Reich werden sie mit dem Studio nicht. Berühmt schon gar nicht: Ihre bisweilen surrealistisch montierten Werbeentwürfe sind zu ironisch. Zu experimentell für das meist verzopfte Unternehmertum der Weimarer Republik. Und als sich 1933 endlich erste, schleppende Erfolge abzeichnen, müssen beide Deutschland verlassen. Wegen ihrer jüdischen Wurzeln. Heute gelten ringl+pit als avantgardistische Vorzeige-Fotografinnen der Weimarer Republik. Und Grete Stern obendrein als Mitbegründerin der fotografischen Moderne Argentiniens.

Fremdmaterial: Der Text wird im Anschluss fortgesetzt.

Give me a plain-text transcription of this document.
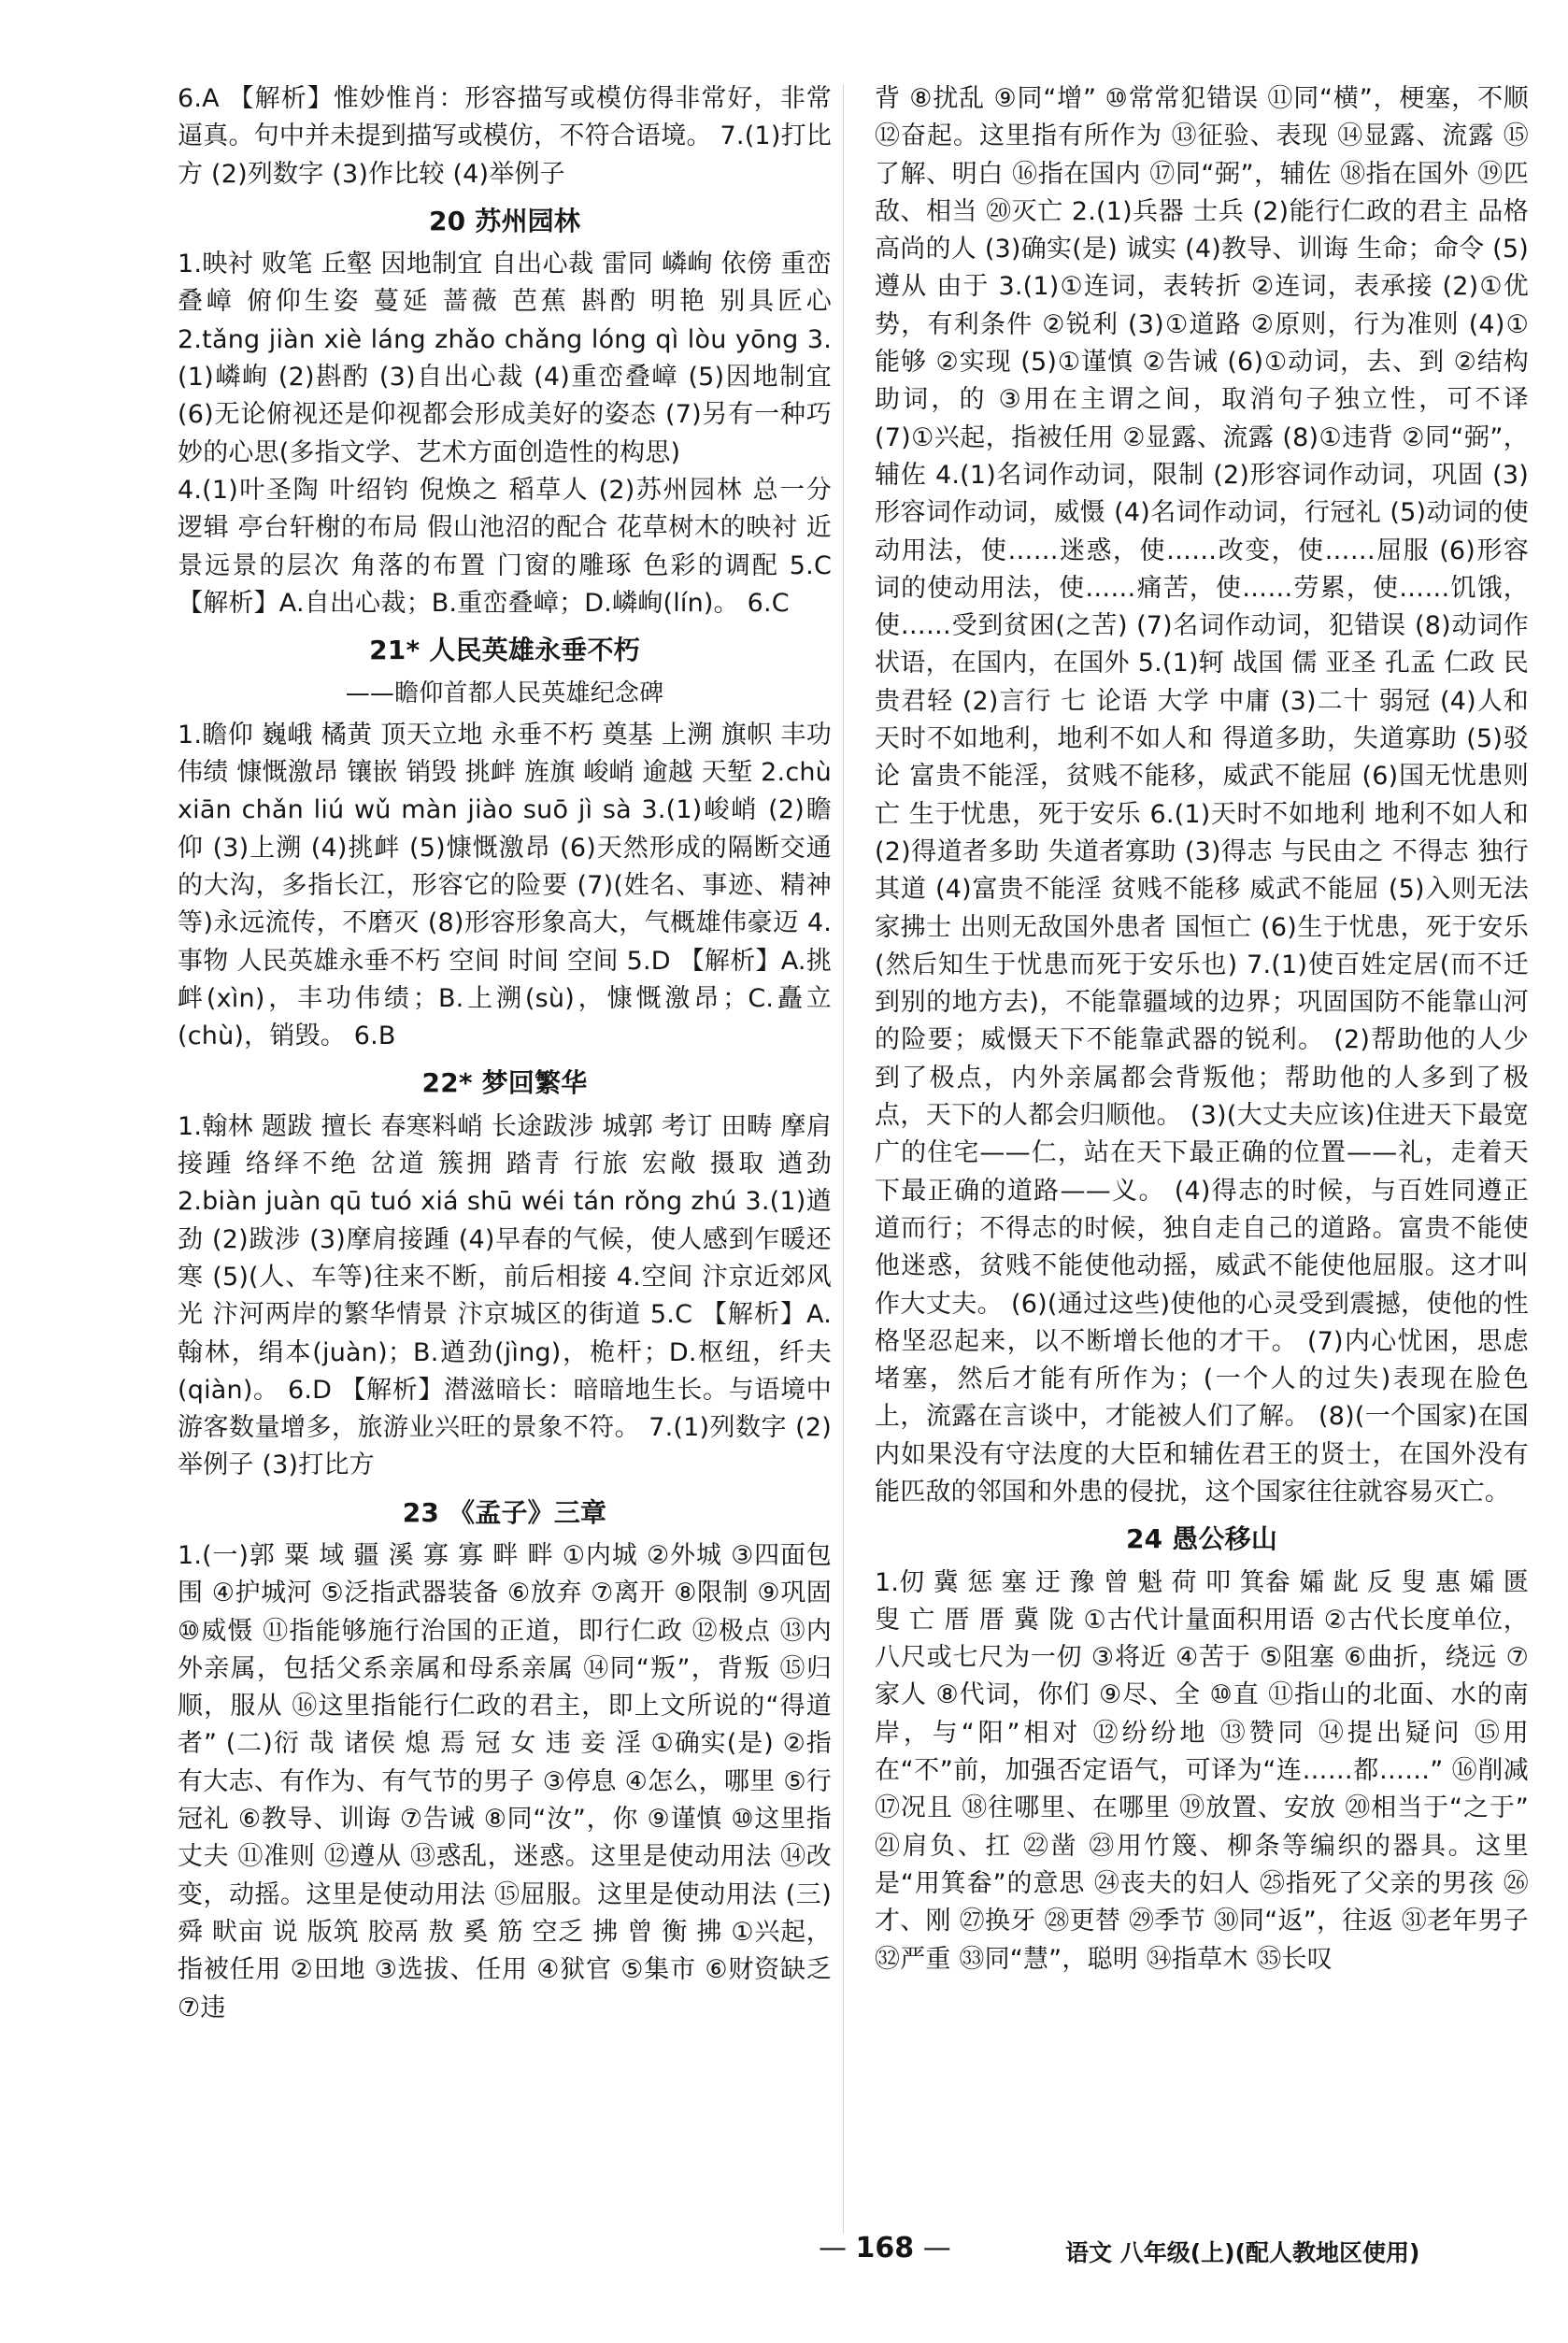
6.A 【解析】惟妙惟肖：形容描写或模仿得非常好，非常逼真。句中并未提到描写或模仿，不符合语境。 7.(1)打比方 (2)列数字 (3)作比较 (4)举例子

20 苏州园林

1.映衬 败笔 丘壑 因地制宜 自出心裁 雷同 嶙峋 依傍 重峦叠嶂 俯仰生姿 蔓延 蔷薇 芭蕉 斟酌 明艳 别具匠心 2.tǎng jiàn xiè láng zhǎo chǎng lóng qì lòu yōng 3.(1)嶙峋 (2)斟酌 (3)自出心裁 (4)重峦叠嶂 (5)因地制宜 (6)无论俯视还是仰视都会形成美好的姿态 (7)另有一种巧妙的心思(多指文学、艺术方面创造性的构思)

4.(1)叶圣陶 叶绍钧 倪焕之 稻草人 (2)苏州园林 总一分 逻辑 亭台轩榭的布局 假山池沼的配合 花草树木的映衬 近景远景的层次 角落的布置 门窗的雕琢 色彩的调配 5.C 【解析】A.自出心裁；B.重峦叠嶂；D.嶙峋(lín)。 6.C

21* 人民英雄永垂不朽
——瞻仰首都人民英雄纪念碑

1.瞻仰 巍峨 橘黄 顶天立地 永垂不朽 奠基 上溯 旗帜 丰功伟绩 慷慨激昂 镶嵌 销毁 挑衅 旌旗 峻峭 逾越 天堑 2.chù xiān chǎn liú wǔ màn jiào suō jì sà 3.(1)峻峭 (2)瞻仰 (3)上溯 (4)挑衅 (5)慷慨激昂 (6)天然形成的隔断交通的大沟，多指长江，形容它的险要 (7)(姓名、事迹、精神等)永远流传，不磨灭 (8)形容形象高大，气概雄伟豪迈 4.事物 人民英雄永垂不朽 空间 时间 空间 5.D 【解析】A.挑衅(xìn)，丰功伟绩；B.上溯(sù)，慷慨激昂；C.矗立(chù)，销毁。 6.B

22* 梦回繁华

1.翰林 题跋 擅长 春寒料峭 长途跋涉 城郭 考订 田畴 摩肩接踵 络绎不绝 岔道 簇拥 踏青 行旅 宏敞 摄取 遒劲 2.biàn juàn qū tuó xiá shū wéi tán rǒng zhú 3.(1)遒劲 (2)跋涉 (3)摩肩接踵 (4)早春的气候，使人感到乍暖还寒 (5)(人、车等)往来不断，前后相接 4.空间 汴京近郊风光 汴河两岸的繁华情景 汴京城区的街道 5.C 【解析】A.翰林，绢本(juàn)；B.遒劲(jìng)，桅杆；D.枢纽，纤夫(qiàn)。 6.D 【解析】潜滋暗长：暗暗地生长。与语境中游客数量增多，旅游业兴旺的景象不符。 7.(1)列数字 (2)举例子 (3)打比方

23 《孟子》三章

1.(一)郭 粟 域 疆 溪 寡 寡 畔 畔 ①内城 ②外城 ③四面包围 ④护城河 ⑤泛指武器装备 ⑥放弃 ⑦离开 ⑧限制 ⑨巩固 ⑩威慑 ⑪指能够施行治国的正道，即行仁政 ⑫极点 ⑬内外亲属，包括父系亲属和母系亲属 ⑭同“叛”，背叛 ⑮归顺，服从 ⑯这里指能行仁政的君主，即上文所说的“得道者” (二)衍 哉 诸侯 熄 焉 冠 女 违 妾 淫 ①确实(是) ②指有大志、有作为、有气节的男子 ③停息 ④怎么，哪里 ⑤行冠礼 ⑥教导、训诲 ⑦告诫 ⑧同“汝”，你 ⑨谨慎 ⑩这里指丈夫 ⑪准则 ⑫遵从 ⑬惑乱，迷惑。这里是使动用法 ⑭改变，动摇。这里是使动用法 ⑮屈服。这里是使动用法 (三)舜 畎亩 说 版筑 胶鬲 敖 奚 筋 空乏 拂 曾 衡 拂 ①兴起，指被任用 ②田地 ③选拔、任用 ④狱官 ⑤集市 ⑥财资缺乏 ⑦违

背 ⑧扰乱 ⑨同“增” ⑩常常犯错误 ⑪同“横”，梗塞，不顺 ⑫奋起。这里指有所作为 ⑬征验、表现 ⑭显露、流露 ⑮了解、明白 ⑯指在国内 ⑰同“弼”，辅佐 ⑱指在国外 ⑲匹敌、相当 ⑳灭亡 2.(1)兵器 士兵 (2)能行仁政的君主 品格高尚的人 (3)确实(是) 诚实 (4)教导、训诲 生命；命令 (5)遵从 由于 3.(1)①连词，表转折 ②连词，表承接 (2)①优势，有利条件 ②锐利 (3)①道路 ②原则，行为准则 (4)①能够 ②实现 (5)①谨慎 ②告诫 (6)①动词，去、到 ②结构助词，的 ③用在主谓之间，取消句子独立性，可不译 (7)①兴起，指被任用 ②显露、流露 (8)①违背 ②同“弼”，辅佐 4.(1)名词作动词，限制 (2)形容词作动词，巩固 (3)形容词作动词，威慑 (4)名词作动词，行冠礼 (5)动词的使动用法，使……迷惑，使……改变，使……屈服 (6)形容词的使动用法，使……痛苦，使……劳累，使……饥饿，使……受到贫困(之苦) (7)名词作动词，犯错误 (8)动词作状语，在国内，在国外 5.(1)轲 战国 儒 亚圣 孔孟 仁政 民贵君轻 (2)言行 七 论语 大学 中庸 (3)二十 弱冠 (4)人和 天时不如地利，地利不如人和 得道多助，失道寡助 (5)驳论 富贵不能淫，贫贱不能移，威武不能屈 (6)国无忧患则亡 生于忧患，死于安乐 6.(1)天时不如地利 地利不如人和 (2)得道者多助 失道者寡助 (3)得志 与民由之 不得志 独行其道 (4)富贵不能淫 贫贱不能移 威武不能屈 (5)入则无法家拂士 出则无敌国外患者 国恒亡 (6)生于忧患，死于安乐(然后知生于忧患而死于安乐也) 7.(1)使百姓定居(而不迁到别的地方去)，不能靠疆域的边界；巩固国防不能靠山河的险要；威慑天下不能靠武器的锐利。 (2)帮助他的人少到了极点，内外亲属都会背叛他；帮助他的人多到了极点，天下的人都会归顺他。 (3)(大丈夫应该)住进天下最宽广的住宅——仁，站在天下最正确的位置——礼，走着天下最正确的道路——义。 (4)得志的时候，与百姓同遵正道而行；不得志的时候，独自走自己的道路。富贵不能使他迷惑，贫贱不能使他动摇，威武不能使他屈服。这才叫作大丈夫。 (6)(通过这些)使他的心灵受到震撼，使他的性格坚忍起来，以不断增长他的才干。 (7)内心忧困，思虑堵塞，然后才能有所作为；(一个人的过失)表现在脸色上，流露在言谈中，才能被人们了解。 (8)(一个国家)在国内如果没有守法度的大臣和辅佐君王的贤士，在国外没有能匹敌的邻国和外患的侵扰，这个国家往往就容易灭亡。

24 愚公移山

1.仞 冀 惩 塞 迂 豫 曾 魁 荷 叩 箕畚 孀 龀 反 叟 惠 孀 匮 叟 亡 厝 厝 冀 陇 ①古代计量面积用语 ②古代长度单位，八尺或七尺为一仞 ③将近 ④苦于 ⑤阻塞 ⑥曲折，绕远 ⑦家人 ⑧代词，你们 ⑨尽、全 ⑩直 ⑪指山的北面、水的南岸，与“阳”相对 ⑫纷纷地 ⑬赞同 ⑭提出疑问 ⑮用在“不”前，加强否定语气，可译为“连……都……” ⑯削减 ⑰况且 ⑱往哪里、在哪里 ⑲放置、安放 ⑳相当于“之于” ㉑肩负、扛 ㉒凿 ㉓用竹篾、柳条等编织的器具。这里是“用箕畚”的意思 ㉔丧夫的妇人 ㉕指死了父亲的男孩 ㉖才、刚 ㉗换牙 ㉘更替 ㉙季节 ㉚同“返”，往返 ㉛老年男子 ㉜严重 ㉝同“慧”，聪明 ㉞指草木 ㉟长叹

— 168 —	语文 八年级(上)(配人教地区使用)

»Ich war selbständig«: Elberfeld und London
Wie Else Lasker-Schüler, Milly Steger und Helene Stöcker stammt Grete Stern aus Elberfeld bei Wuppertal. Schon ihre Kindheit verbringt sie topographisch zweigeteilt: Ihre wohlbetuchten Eltern Frida Hochberger und Louis Stern sind in der Textilindustrie aktiv, häufig in London unterwegs, wo Stern zeitweise Unterricht erhält. Der frühe Tod des Vaters – die kleine Grete ist kaum sechs Jahre alt – bildet den ersten größeren Schicksalsschlag. Dank stattlicher finanzieller Ressourcen verbringt Stern dennoch eine von pekuniären Nöten unberührte Kindheit. Sie weiß Gitarre und Klavier zu bedienen, macht Abitur.

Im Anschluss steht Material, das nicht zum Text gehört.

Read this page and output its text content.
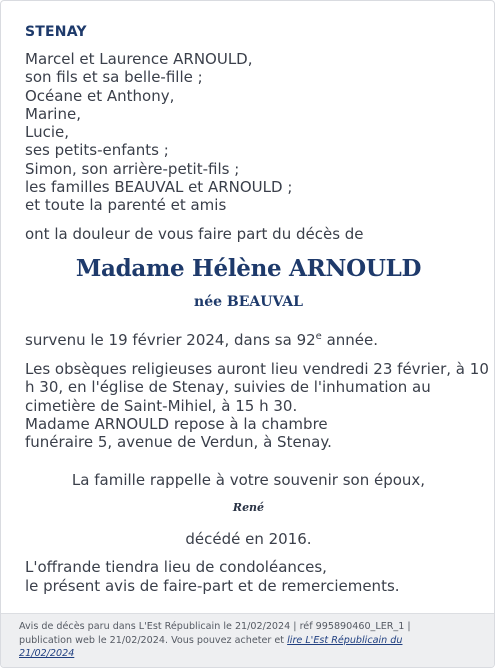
STENAY
Marcel et Laurence ARNOULD,
son fils et sa belle-fille ;
Océane et Anthony,
Marine,
Lucie,
ses petits-enfants ;
Simon, son arrière-petit-fils ;
les familles BEAUVAL et ARNOULD ;
et toute la parenté et amis
ont la douleur de vous faire part du décès de
Madame Hélène ARNOULD
née BEAUVAL
survenu le 19 février 2024, dans sa 92e année.
Les obsèques religieuses auront lieu vendredi 23 février, à 10
h 30, en l'église de Stenay, suivies de l'inhumation au
cimetière de Saint-Mihiel, à 15 h 30.
Madame ARNOULD repose à la chambre
funéraire 5, avenue de Verdun, à Stenay.
La famille rappelle à votre souvenir son époux,
René
décédé en 2016.
L'offrande tiendra lieu de condoléances,
le présent avis de faire-part et de remerciements.
Avis de décès paru dans L'Est Républicain le 21/02/2024 | réf 995890460_LER_1 |
publication web le 21/02/2024. Vous pouvez acheter et lire L'Est Républicain du
21/02/2024
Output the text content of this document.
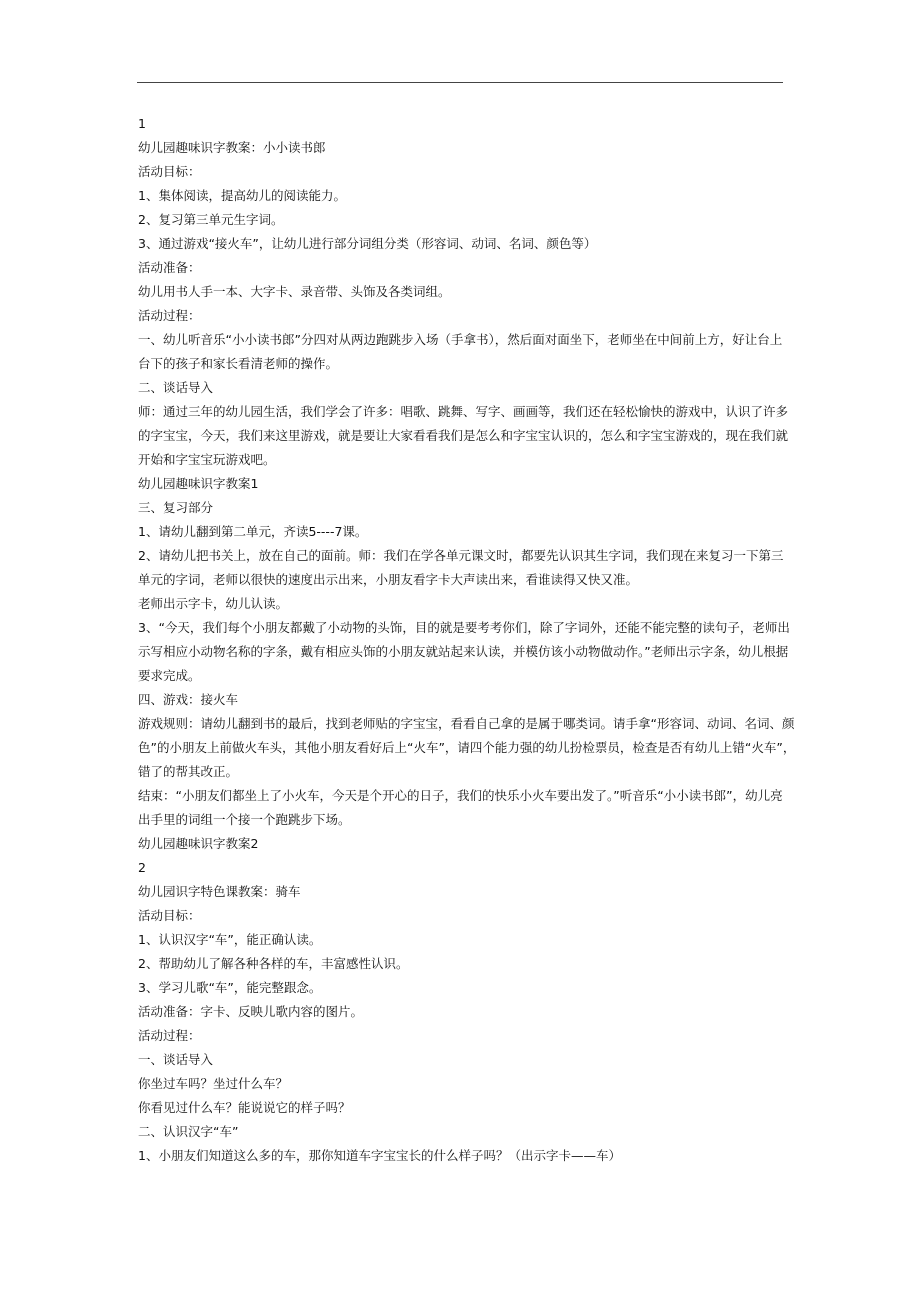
1
幼儿园趣味识字教案：小小读书郎
活动目标：
1、集体阅读，提高幼儿的阅读能力。
2、复习第三单元生字词。
3、通过游戏“接火车”，让幼儿进行部分词组分类（形容词、动词、名词、颜色等）
活动准备：
幼儿用书人手一本、大字卡、录音带、头饰及各类词组。
活动过程：
一、幼儿听音乐“小小读书郎”分四对从两边跑跳步入场（手拿书），然后面对面坐下，老师坐在中间前上方，好让台上
台下的孩子和家长看清老师的操作。
二、谈话导入
师：通过三年的幼儿园生活，我们学会了许多：唱歌、跳舞、写字、画画等，我们还在轻松愉快的游戏中，认识了许多
的字宝宝，今天，我们来这里游戏，就是要让大家看看我们是怎么和字宝宝认识的，怎么和字宝宝游戏的，现在我们就
开始和字宝宝玩游戏吧。
幼儿园趣味识字教案1
三、复习部分
1、请幼儿翻到第二单元，齐读5----7课。
2、请幼儿把书关上，放在自己的面前。师：我们在学各单元课文时，都要先认识其生字词，我们现在来复习一下第三
单元的字词，老师以很快的速度出示出来，小朋友看字卡大声读出来，看谁读得又快又准。
老师出示字卡，幼儿认读。
3、“今天，我们每个小朋友都戴了小动物的头饰，目的就是要考考你们，除了字词外，还能不能完整的读句子，老师出
示写相应小动物名称的字条，戴有相应头饰的小朋友就站起来认读，并模仿该小动物做动作。”老师出示字条，幼儿根据
要求完成。
四、游戏：接火车
游戏规则：请幼儿翻到书的最后，找到老师贴的字宝宝，看看自己拿的是属于哪类词。请手拿“形容词、动词、名词、颜
色”的小朋友上前做火车头，其他小朋友看好后上“火车”，请四个能力强的幼儿扮检票员，检查是否有幼儿上错“火车”，
错了的帮其改正。
结束：“小朋友们都坐上了小火车，今天是个开心的日子，我们的快乐小火车要出发了。”听音乐“小小读书郎”，幼儿亮
出手里的词组一个接一个跑跳步下场。
幼儿园趣味识字教案2
2
幼儿园识字特色课教案：骑车
活动目标：
1、认识汉字“车”，能正确认读。
2、帮助幼儿了解各种各样的车，丰富感性认识。
3、学习儿歌“车”，能完整跟念。
活动准备：字卡、反映儿歌内容的图片。
活动过程：
一、谈话导入
你坐过车吗？坐过什么车？
你看见过什么车？能说说它的样子吗？
二、认识汉字“车”
1、小朋友们知道这么多的车，那你知道车字宝宝长的什么样子吗？（出示字卡——车）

Rückblickend unterstreicht sie ihr frühes Autonomiestreben: »Ich war selbständig – bin eines Tages zum Frisör gegangen und habe die Haare kurz schneiden lassen – Bubikopf, und bestand darauf, meine Kleider selbst auszusuchen« (zit. n. ringl+pit, S. 12). 1923, mit 19 Jahren, beschließt sie, in den Süden der Republik zu ziehen: Sie beginnt ein Graphik-Studium in Stuttgart, an der Kunstgewerbeschule am Weißenhof. »Die Idee, Propaganda zu machen, hat mich zu Anfang begeistert« (zit. n. ringl+pit, S. 14), erklärt sie und macht sich 1926 als Werbegraphikerin selbständig – in Wuppertal. Von einer Ausstellung mit den Fotografien Edward Westons und Paul Outerbridges fasziniert, beginnt sie im Folgejahr eine Fotografinnen-Ausbildung in Berlin. Bei Walter Peterhans. Stern ist die erste Schülerin des berühmten, späteren Bauhaus-Meisters. Und lange Zeit die einzige.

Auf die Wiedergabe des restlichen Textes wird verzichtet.